Pour déterminer l’existence d’une position dominante sur le marché pertinent, différents critères, indices et facteurs d’ordre notamment économique peuvent être examinés. En effet, l’existence d’une position dominante résulte en général de la réunion de plusieurs facteurs qui, pris isolément, ne seraient pas nécessairement déterminants.
Au premier rang de ces facteurs figure la part de marché de l’entreprise en cause, qui permet d’apprécier la situation dans laquelle cette entreprise se trouve vis-à-vis de ses concurrents, de ses clients et des consommateurs. À cet égard, il ressort de la jurisprudence que des parts de marché extrêmement importantes constituent par elles-mêmes, et sauf circonstances exceptionnelles, la preuve de l’existence d’une position dominante. En effet, la possession d’une part de marché extrêmement importante met l’entreprise qui la détient pendant une certaine durée, par le volume de production et d’offre qu’elle représente, dans une situation de force qui fait d’elle un partenaire obligatoire et qui, déjà de ce fait, lui assure, tout au moins pendant des périodes relativement longues, l’indépendance de comportement caractéristique de la position dominante (Trib. UE, 25 juin 2010, Imperial Chemical Industries c/ Commission, aff. T-66/01).

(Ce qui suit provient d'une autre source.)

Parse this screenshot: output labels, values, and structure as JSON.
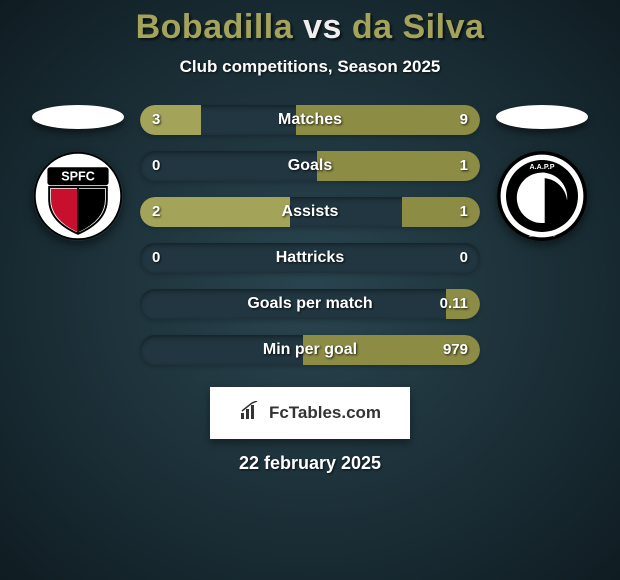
{
  "title": {
    "left": "Bobadilla",
    "vs": "vs",
    "right": "da Silva"
  },
  "subtitle": "Club competitions, Season 2025",
  "date": "22 february 2025",
  "brand": "FcTables.com",
  "colors": {
    "left_bar": "#a3a35a",
    "right_bar": "#8c8c45",
    "track": "#213640",
    "accent_text": "#a3a35a"
  },
  "stats": [
    {
      "label": "Matches",
      "left_val": "3",
      "right_val": "9",
      "left_pct": 18,
      "right_pct": 54
    },
    {
      "label": "Goals",
      "left_val": "0",
      "right_val": "1",
      "left_pct": 0,
      "right_pct": 48
    },
    {
      "label": "Assists",
      "left_val": "2",
      "right_val": "1",
      "left_pct": 44,
      "right_pct": 23
    },
    {
      "label": "Hattricks",
      "left_val": "0",
      "right_val": "0",
      "left_pct": 0,
      "right_pct": 0
    },
    {
      "label": "Goals per match",
      "left_val": "",
      "right_val": "0.11",
      "left_pct": 0,
      "right_pct": 10
    },
    {
      "label": "Min per goal",
      "left_val": "",
      "right_val": "979",
      "left_pct": 0,
      "right_pct": 52
    }
  ],
  "crests": {
    "left": {
      "name": "spfc-crest",
      "primary_color": "#000000",
      "secondary_color": "#c8102e",
      "tertiary_color": "#ffffff",
      "letters": "SPFC"
    },
    "right": {
      "name": "aapp-crest",
      "primary_color": "#ffffff",
      "secondary_color": "#000000",
      "letters": "A.A.P.P"
    }
  }
}
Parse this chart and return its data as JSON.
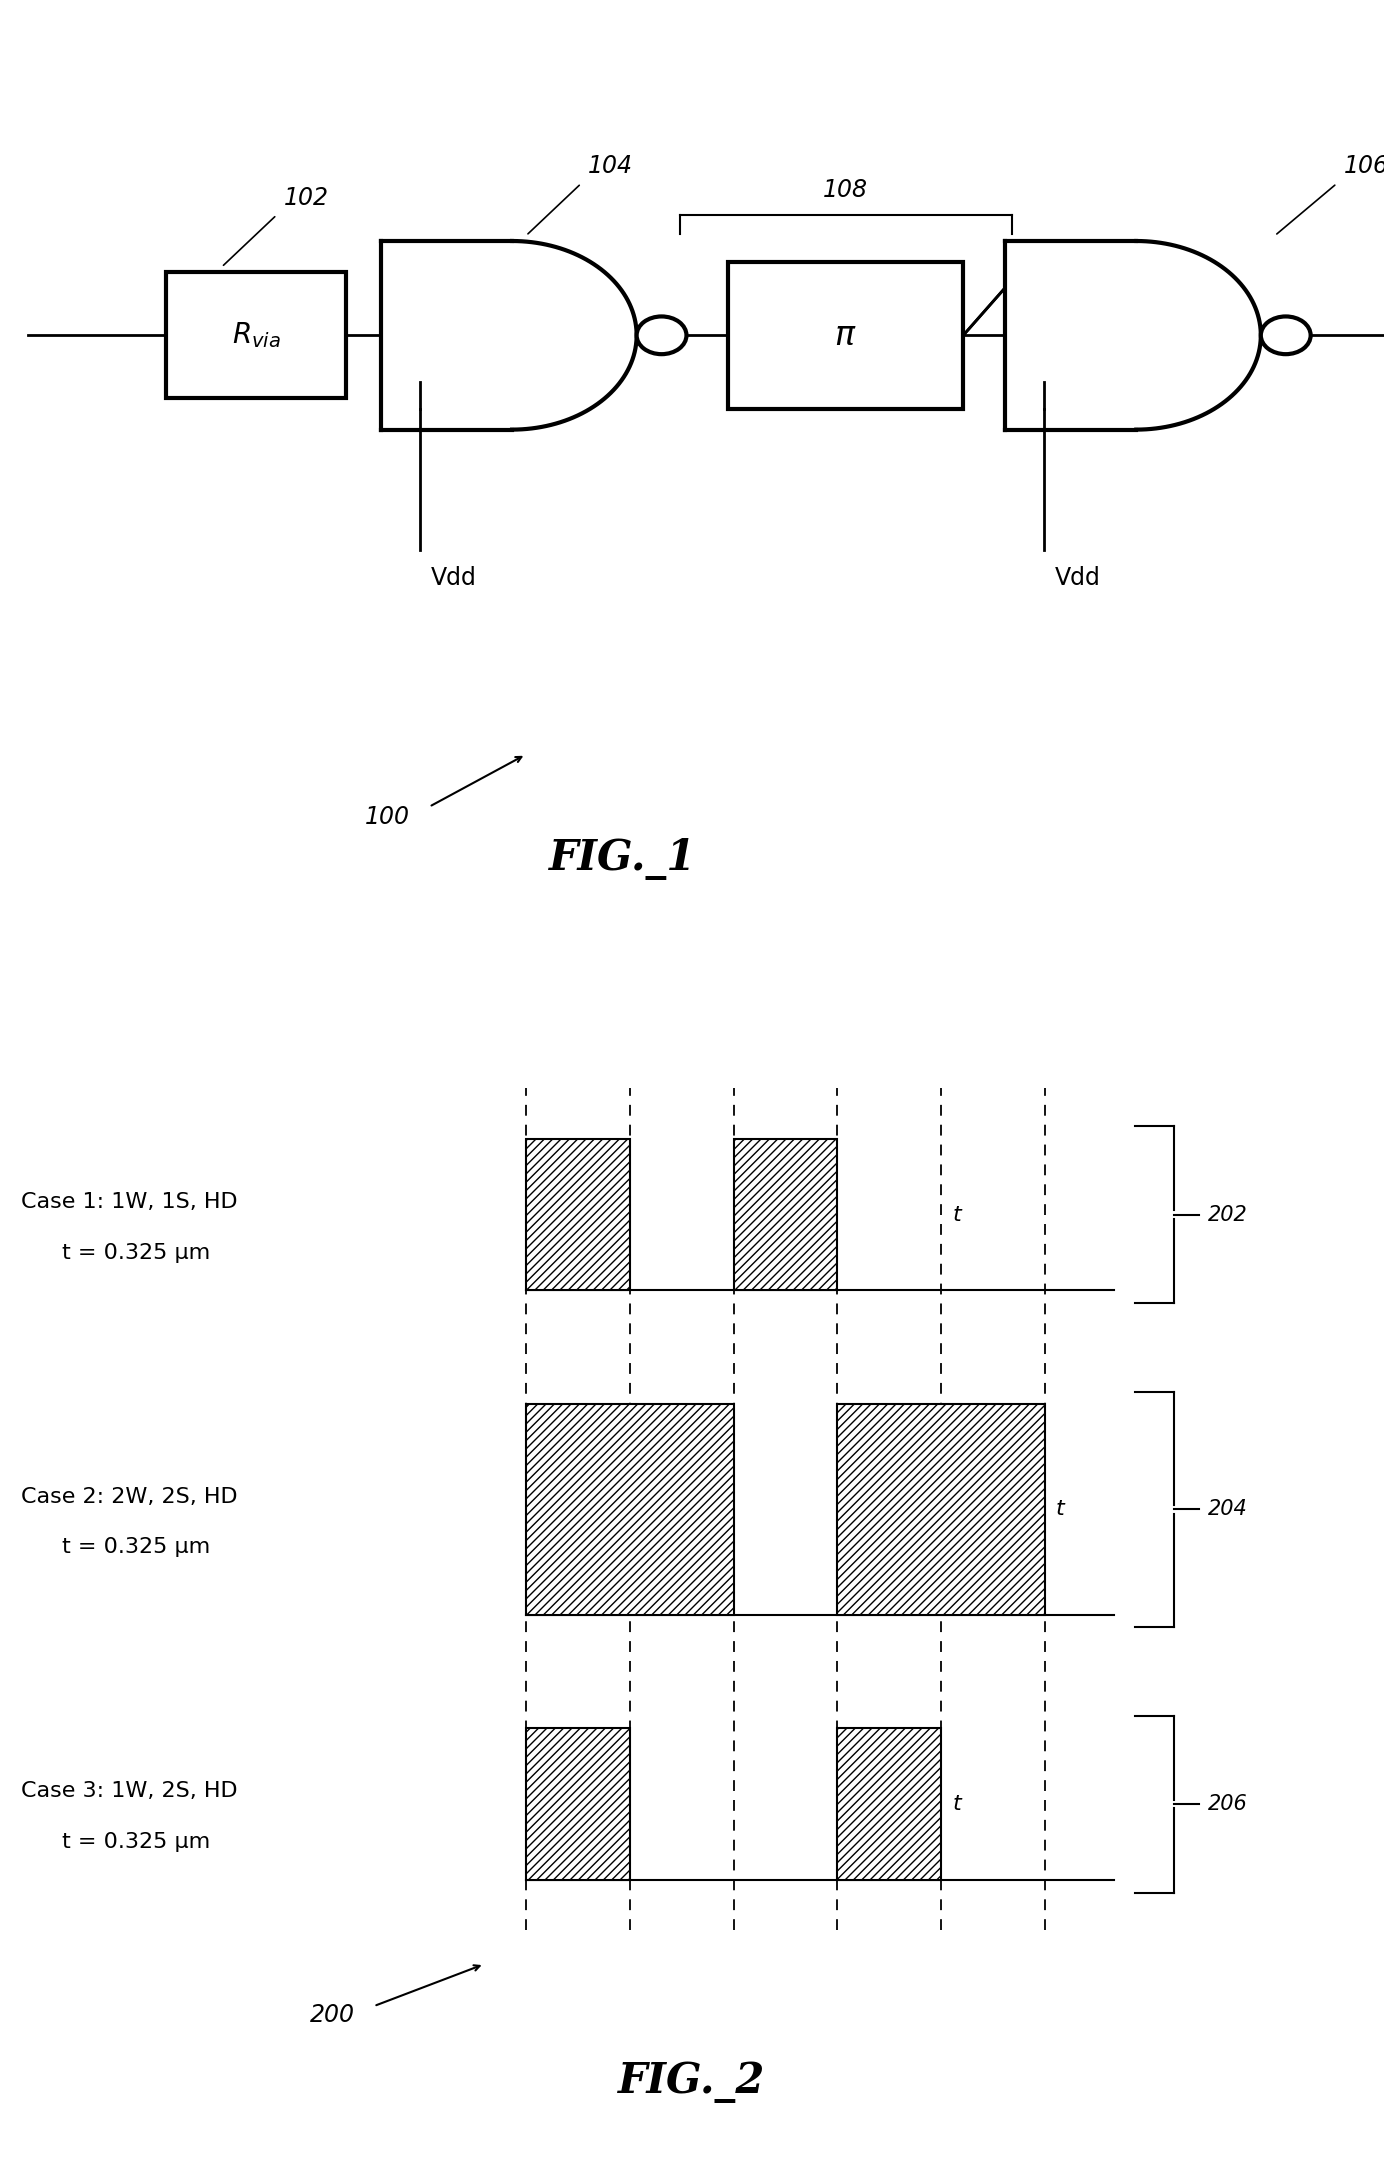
{
  "fig1_title": "FIG._1",
  "fig2_title": "FIG._2",
  "fig1_label": "100",
  "fig2_label": "200",
  "case1_label_line1": "Case 1: 1W, 1S, HD",
  "case1_label_line2": "t = 0.325 μm",
  "case2_label_line1": "Case 2: 2W, 2S, HD",
  "case2_label_line2": "t = 0.325 μm",
  "case3_label_line1": "Case 3: 1W, 2S, HD",
  "case3_label_line2": "t = 0.325 μm",
  "case1_ref": "202",
  "case2_ref": "204",
  "case3_ref": "206",
  "bg_color": "#ffffff"
}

En pratique, il a déjà été jugé qu’une part de marché inférieure à 10 % excluait l’existence d’une position dominante (CJCE, 22 octobre 1986, Metro c/ Commission, aff. 75/84), alors qu’une part de marché supérieure ou égale à 50 % constituait, par elle-même et sauf circonstances exceptionnelles, la preuve de l’existence d’une position dominante (CJCE, 3 juillet 1991, AKZO c/ Commission, aff. C-62/86). Dans ce prolongement, il a également été jugé qu’une part de marché de 70 à 80 % constituait un indice clair de l’existence d’une position dominante (TPICE, 12 décembre 1991, Hilti c/ Commission, aff. T-30/89).

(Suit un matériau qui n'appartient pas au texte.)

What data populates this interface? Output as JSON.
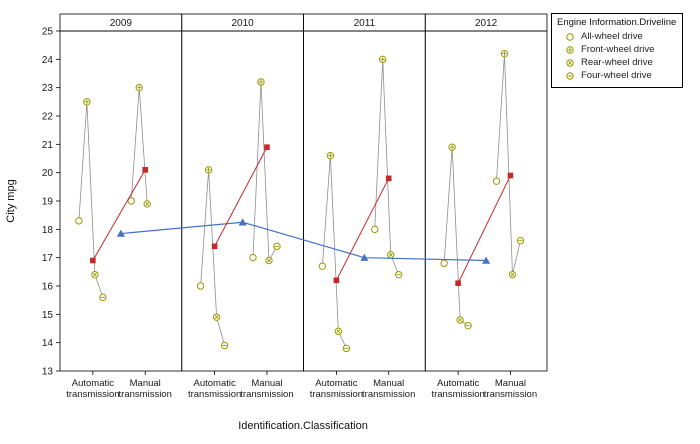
{
  "chart_data": {
    "type": "scatter",
    "title": "",
    "ylabel": "City mpg",
    "xlabel": "Identification.Classification",
    "ylim": [
      13,
      25
    ],
    "ytick_step": 1,
    "grid": false,
    "legend_position": "top-right-outside",
    "x_categories": [
      "Automatic transmission",
      "Manual transmission"
    ],
    "legend": {
      "title": "Engine Information.Driveline",
      "entries": [
        {
          "key": "all_wheel",
          "label": "All-wheel drive",
          "marker": "circle"
        },
        {
          "key": "front_wheel",
          "label": "Front-wheel drive",
          "marker": "circle-plus"
        },
        {
          "key": "rear_wheel",
          "label": "Rear-wheel drive",
          "marker": "circle-x"
        },
        {
          "key": "four_wheel",
          "label": "Four-wheel drive",
          "marker": "circle-minus"
        }
      ]
    },
    "panels": [
      {
        "year": "2009",
        "panel_mean": 17.85,
        "groups": [
          {
            "category": "Automatic transmission",
            "mean": 16.9,
            "values": {
              "all_wheel": 18.3,
              "front_wheel": 22.5,
              "rear_wheel": 16.4,
              "four_wheel": 15.6
            }
          },
          {
            "category": "Manual transmission",
            "mean": 20.1,
            "values": {
              "all_wheel": 19.0,
              "front_wheel": 23.0,
              "rear_wheel": 18.9,
              "four_wheel": null
            }
          }
        ]
      },
      {
        "year": "2010",
        "panel_mean": 18.25,
        "groups": [
          {
            "category": "Automatic transmission",
            "mean": 17.4,
            "values": {
              "all_wheel": 16.0,
              "front_wheel": 20.1,
              "rear_wheel": 14.9,
              "four_wheel": 13.9
            }
          },
          {
            "category": "Manual transmission",
            "mean": 20.9,
            "values": {
              "all_wheel": 17.0,
              "front_wheel": 23.2,
              "rear_wheel": 16.9,
              "four_wheel": 17.4
            }
          }
        ]
      },
      {
        "year": "2011",
        "panel_mean": 17.0,
        "groups": [
          {
            "category": "Automatic transmission",
            "mean": 16.2,
            "values": {
              "all_wheel": 16.7,
              "front_wheel": 20.6,
              "rear_wheel": 14.4,
              "four_wheel": 13.8
            }
          },
          {
            "category": "Manual transmission",
            "mean": 19.8,
            "values": {
              "all_wheel": 18.0,
              "front_wheel": 24.0,
              "rear_wheel": 17.1,
              "four_wheel": 16.4
            }
          }
        ]
      },
      {
        "year": "2012",
        "panel_mean": 16.9,
        "groups": [
          {
            "category": "Automatic transmission",
            "mean": 16.1,
            "values": {
              "all_wheel": 16.8,
              "front_wheel": 20.9,
              "rear_wheel": 14.8,
              "four_wheel": 14.6
            }
          },
          {
            "category": "Manual transmission",
            "mean": 19.9,
            "values": {
              "all_wheel": 19.7,
              "front_wheel": 24.2,
              "rear_wheel": 16.4,
              "four_wheel": 17.6
            }
          }
        ]
      }
    ],
    "colors": {
      "marker": "#999900",
      "connector": "#8f8f8f",
      "mean": "#c62828",
      "trend": "#4472c4",
      "frame": "#000000"
    }
  }
}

De son côté, la Commission européenne a fait savoir, dans sa communication intitulée « Orientations sur les priorités retenues par la Commission pour l’application de l’article [102 TFUE] aux pratiques d’éviction abusives des entreprises dominantes », qu’elle considérait que des parts de marché modestes étaient généralement un bon indicateur de l’absence d’un fort pouvoir de marché, et que si la part de marché de l’entreprise en cause représentait moins de 40 % du marché pertinent, il était peu probable qu’elle s’y trouve en position dominante.

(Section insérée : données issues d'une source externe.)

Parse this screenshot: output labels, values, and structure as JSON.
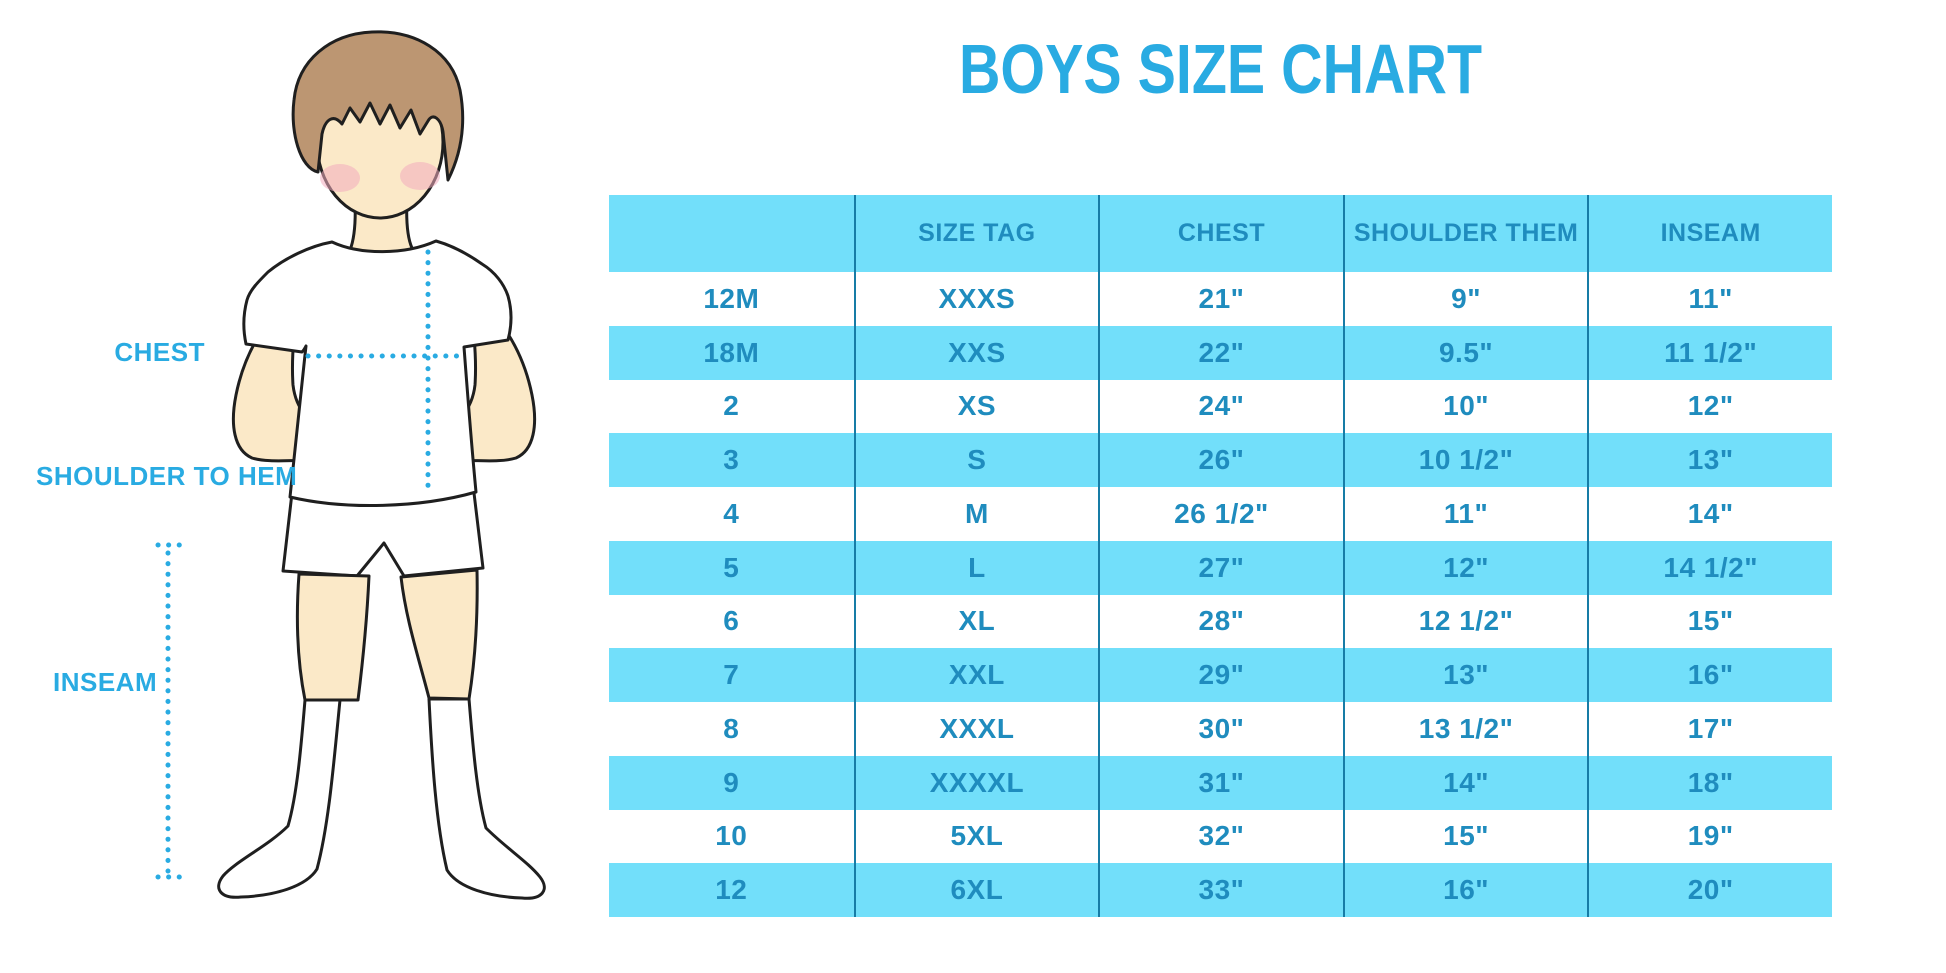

Pour évaluer l’importance de la part de marché de l’entreprise dominante, il convient toutefois de tenir compte des parts de marché respectives de ses différents concurrents. En effet, la valeur absolue de cette part de marché n’est parfois qu’un indicateur abstrait, et ce n’est que si la disproportion entre la part de marché de l’entreprise en cause et les parts de marché de ses concurrents est importante que l’on peut présumer l’existence d’une position dominante. Ainsi, il n’est pas totalement exclu qu’une entreprise qui détiendrait une part de marché de 30 % puisse se trouver en situation de position dominante face à une multitude de concurrents dont les parts de marché respectives seraient extrêmement faibles, alors que tel ne serait probablement pas le cas si cette même entreprise devait uniquement faire face à trois concurrents principaux dont les parts de marché respectives s’élèveraient à plus de 20 %.
Parmi les autres facteurs qui peuvent être pris en compte pour déterminer la position d’une entreprise sur le marché pertinent, on retrouve un ensemble de facteurs pouvant schématiquement s’analyser comme des avantages structurels, tels que, par exemple, l’importance des droits de propriété intellectuelle détenus, l’importance des autres droits de nature réglementaire, les barrières à l’entrée du marché pertinent, les avantages liés à la position de premier entrant, les investissements de recherche et développement, l’évolution de la structure du marché ou encore les ressources financières de l’entreprise en cause.